Then pull the primary path cable. I was using IB srp. I am sure this would happen with FC/ISCSI as well.

Steps to Reproduce:
1. Run IO
2. Pull primary path cable (or reboot the primary storage controller)
3. Check dmesg
  
Actual results:
Hung tasks, sometimes SSH hangs.

Expected results:
No hangs.

Additional info:
[root@ashe ~]# uname -a
Linux ashe 2.6.32-279.2.1.el6.x86_64 #1 SMP Thu Jul 5 21:08:58 EDT 2012 x86_64 x86_64 x86_64 GNU/Linux
[root@ashe ~]# 

[root@ashe ~]# cat /etc/issue
Red Hat Enterprise Linux Server release 6.2 (Santiago)
Kernel \r on an \m

[root@ashe ~]#

Comment 1 Karandeep Chahal 2012-07-31 13:31:42 UTC

Please let me know if any other information is needed or if you would like me to run some more tests.

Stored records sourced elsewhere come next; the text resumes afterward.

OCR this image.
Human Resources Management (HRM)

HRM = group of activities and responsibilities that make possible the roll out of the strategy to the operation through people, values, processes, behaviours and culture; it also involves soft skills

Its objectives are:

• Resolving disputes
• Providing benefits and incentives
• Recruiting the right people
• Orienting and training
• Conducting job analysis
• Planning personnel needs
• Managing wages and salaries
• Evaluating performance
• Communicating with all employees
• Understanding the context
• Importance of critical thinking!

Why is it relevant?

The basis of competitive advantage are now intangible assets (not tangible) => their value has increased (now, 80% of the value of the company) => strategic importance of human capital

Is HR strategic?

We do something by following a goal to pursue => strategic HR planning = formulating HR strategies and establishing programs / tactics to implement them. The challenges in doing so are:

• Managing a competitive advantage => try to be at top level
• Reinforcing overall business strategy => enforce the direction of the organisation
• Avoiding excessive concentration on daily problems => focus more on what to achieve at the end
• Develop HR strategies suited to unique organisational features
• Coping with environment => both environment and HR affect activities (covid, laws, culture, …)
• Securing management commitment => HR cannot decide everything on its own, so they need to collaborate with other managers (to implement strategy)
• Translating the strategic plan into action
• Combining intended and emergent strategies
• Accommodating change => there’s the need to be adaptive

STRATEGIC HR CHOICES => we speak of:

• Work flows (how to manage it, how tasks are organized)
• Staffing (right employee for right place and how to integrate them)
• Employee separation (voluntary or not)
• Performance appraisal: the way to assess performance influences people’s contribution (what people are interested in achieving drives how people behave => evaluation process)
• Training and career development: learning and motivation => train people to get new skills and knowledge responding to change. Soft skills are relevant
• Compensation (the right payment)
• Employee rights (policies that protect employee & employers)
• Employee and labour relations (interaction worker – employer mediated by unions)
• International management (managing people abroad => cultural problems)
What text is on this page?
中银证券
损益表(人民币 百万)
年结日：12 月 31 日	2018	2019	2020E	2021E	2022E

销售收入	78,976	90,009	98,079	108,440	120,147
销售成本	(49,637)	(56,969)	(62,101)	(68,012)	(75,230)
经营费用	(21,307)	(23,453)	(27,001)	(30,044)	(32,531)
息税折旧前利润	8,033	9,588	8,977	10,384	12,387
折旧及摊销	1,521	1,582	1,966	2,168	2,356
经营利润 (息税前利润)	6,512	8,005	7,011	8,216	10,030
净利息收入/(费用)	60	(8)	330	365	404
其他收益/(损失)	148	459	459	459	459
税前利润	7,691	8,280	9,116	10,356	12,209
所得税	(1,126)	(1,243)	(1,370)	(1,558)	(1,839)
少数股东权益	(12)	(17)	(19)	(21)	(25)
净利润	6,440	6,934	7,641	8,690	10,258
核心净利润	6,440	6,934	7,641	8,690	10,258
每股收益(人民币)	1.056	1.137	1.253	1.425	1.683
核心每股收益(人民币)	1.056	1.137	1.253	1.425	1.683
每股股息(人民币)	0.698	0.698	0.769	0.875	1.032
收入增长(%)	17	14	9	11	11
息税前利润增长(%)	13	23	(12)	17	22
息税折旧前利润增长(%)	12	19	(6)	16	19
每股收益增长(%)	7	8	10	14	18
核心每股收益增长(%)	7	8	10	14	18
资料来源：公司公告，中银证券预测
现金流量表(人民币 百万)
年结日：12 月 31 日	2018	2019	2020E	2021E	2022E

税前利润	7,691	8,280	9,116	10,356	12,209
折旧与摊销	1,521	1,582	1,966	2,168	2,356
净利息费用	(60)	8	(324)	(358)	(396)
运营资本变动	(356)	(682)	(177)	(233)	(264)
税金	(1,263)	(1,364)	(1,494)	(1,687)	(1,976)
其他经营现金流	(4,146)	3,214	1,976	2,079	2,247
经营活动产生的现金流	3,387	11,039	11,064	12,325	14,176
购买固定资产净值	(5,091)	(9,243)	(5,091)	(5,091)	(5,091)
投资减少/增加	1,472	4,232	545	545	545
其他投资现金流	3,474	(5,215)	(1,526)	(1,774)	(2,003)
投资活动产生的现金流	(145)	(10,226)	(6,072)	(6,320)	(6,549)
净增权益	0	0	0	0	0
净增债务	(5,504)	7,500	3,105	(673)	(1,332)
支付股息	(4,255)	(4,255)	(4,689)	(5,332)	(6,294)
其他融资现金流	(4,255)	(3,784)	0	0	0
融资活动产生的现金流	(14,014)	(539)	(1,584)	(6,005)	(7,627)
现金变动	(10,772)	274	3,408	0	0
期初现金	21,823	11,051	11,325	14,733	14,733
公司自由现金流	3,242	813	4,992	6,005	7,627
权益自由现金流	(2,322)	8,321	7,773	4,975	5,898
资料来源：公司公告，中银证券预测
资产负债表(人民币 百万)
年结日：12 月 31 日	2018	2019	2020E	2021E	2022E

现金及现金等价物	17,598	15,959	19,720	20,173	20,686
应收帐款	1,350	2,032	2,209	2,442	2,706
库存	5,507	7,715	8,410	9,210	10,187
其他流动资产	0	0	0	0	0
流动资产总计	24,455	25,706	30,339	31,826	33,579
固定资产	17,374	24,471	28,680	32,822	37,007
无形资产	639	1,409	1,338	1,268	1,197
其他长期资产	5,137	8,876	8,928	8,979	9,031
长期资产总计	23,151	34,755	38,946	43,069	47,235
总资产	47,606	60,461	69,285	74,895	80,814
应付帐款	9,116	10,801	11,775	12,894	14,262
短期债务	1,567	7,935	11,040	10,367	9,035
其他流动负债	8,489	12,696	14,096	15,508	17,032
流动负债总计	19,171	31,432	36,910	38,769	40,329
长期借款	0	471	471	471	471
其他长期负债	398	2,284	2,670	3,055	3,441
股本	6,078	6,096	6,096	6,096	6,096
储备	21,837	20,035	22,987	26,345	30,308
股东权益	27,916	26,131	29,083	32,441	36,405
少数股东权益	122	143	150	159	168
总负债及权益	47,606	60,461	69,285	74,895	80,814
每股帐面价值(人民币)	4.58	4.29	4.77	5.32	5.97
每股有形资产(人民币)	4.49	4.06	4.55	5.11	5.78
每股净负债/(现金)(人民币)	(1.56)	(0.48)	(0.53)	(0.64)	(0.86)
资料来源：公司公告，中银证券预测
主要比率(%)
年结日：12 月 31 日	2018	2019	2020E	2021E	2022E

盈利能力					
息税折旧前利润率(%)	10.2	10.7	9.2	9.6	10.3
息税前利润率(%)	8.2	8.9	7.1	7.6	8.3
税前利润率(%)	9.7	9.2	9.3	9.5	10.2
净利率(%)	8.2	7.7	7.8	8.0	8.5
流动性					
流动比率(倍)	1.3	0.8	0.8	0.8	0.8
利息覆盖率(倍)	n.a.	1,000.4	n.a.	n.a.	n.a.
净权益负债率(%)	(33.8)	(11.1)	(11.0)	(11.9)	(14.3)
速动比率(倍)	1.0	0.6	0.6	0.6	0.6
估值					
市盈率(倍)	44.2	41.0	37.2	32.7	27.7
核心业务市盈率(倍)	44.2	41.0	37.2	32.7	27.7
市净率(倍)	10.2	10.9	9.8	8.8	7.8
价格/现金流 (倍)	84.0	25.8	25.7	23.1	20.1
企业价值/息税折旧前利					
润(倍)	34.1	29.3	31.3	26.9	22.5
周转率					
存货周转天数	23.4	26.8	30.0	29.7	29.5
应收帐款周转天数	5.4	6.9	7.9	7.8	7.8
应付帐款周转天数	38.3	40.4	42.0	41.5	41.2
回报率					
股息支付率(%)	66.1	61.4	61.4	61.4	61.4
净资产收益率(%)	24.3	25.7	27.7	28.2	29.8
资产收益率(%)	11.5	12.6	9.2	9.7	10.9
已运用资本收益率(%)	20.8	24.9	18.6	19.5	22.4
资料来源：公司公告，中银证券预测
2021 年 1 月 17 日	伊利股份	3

Comment 3 Ben Marzinski 2012-08-02 15:42:05 UTC

FC drives have a fast_io_fail_tmo that sets how long the scsi layer will wait before passing up failures. ISCSI has a node.conn[0].timeo.noop_out_timeout parameter to do the same thing.  If these aren't set correctly, the scsi-layer may wait to long before failing back IO, and you can see these messages.  Do you know if IB has something similar?  Could you please verify that directio doesn't suffer from this problem.

Comment 4 Karandeep Chahal 2012-08-02 15:45:27 UTC

Hi Ben

Directio also hangs. IB has srp_dev_loss_tmo which defaults to 60 seconds. I have tried a lot of settings from 5 seconds to 60 seconds but it does not seem to fix this.

Thanks for looking at this.
Karan

Comment 5 Karandeep Chahal 2012-08-03 02:37:59 UTC

Upon investigation I found out that the problem lies with OFED. I have uninstalled OFED and I am now using stock RHEL IB packages. The problem has disappeared. For the record, I was using OFED-1.5.4.

Thanks again.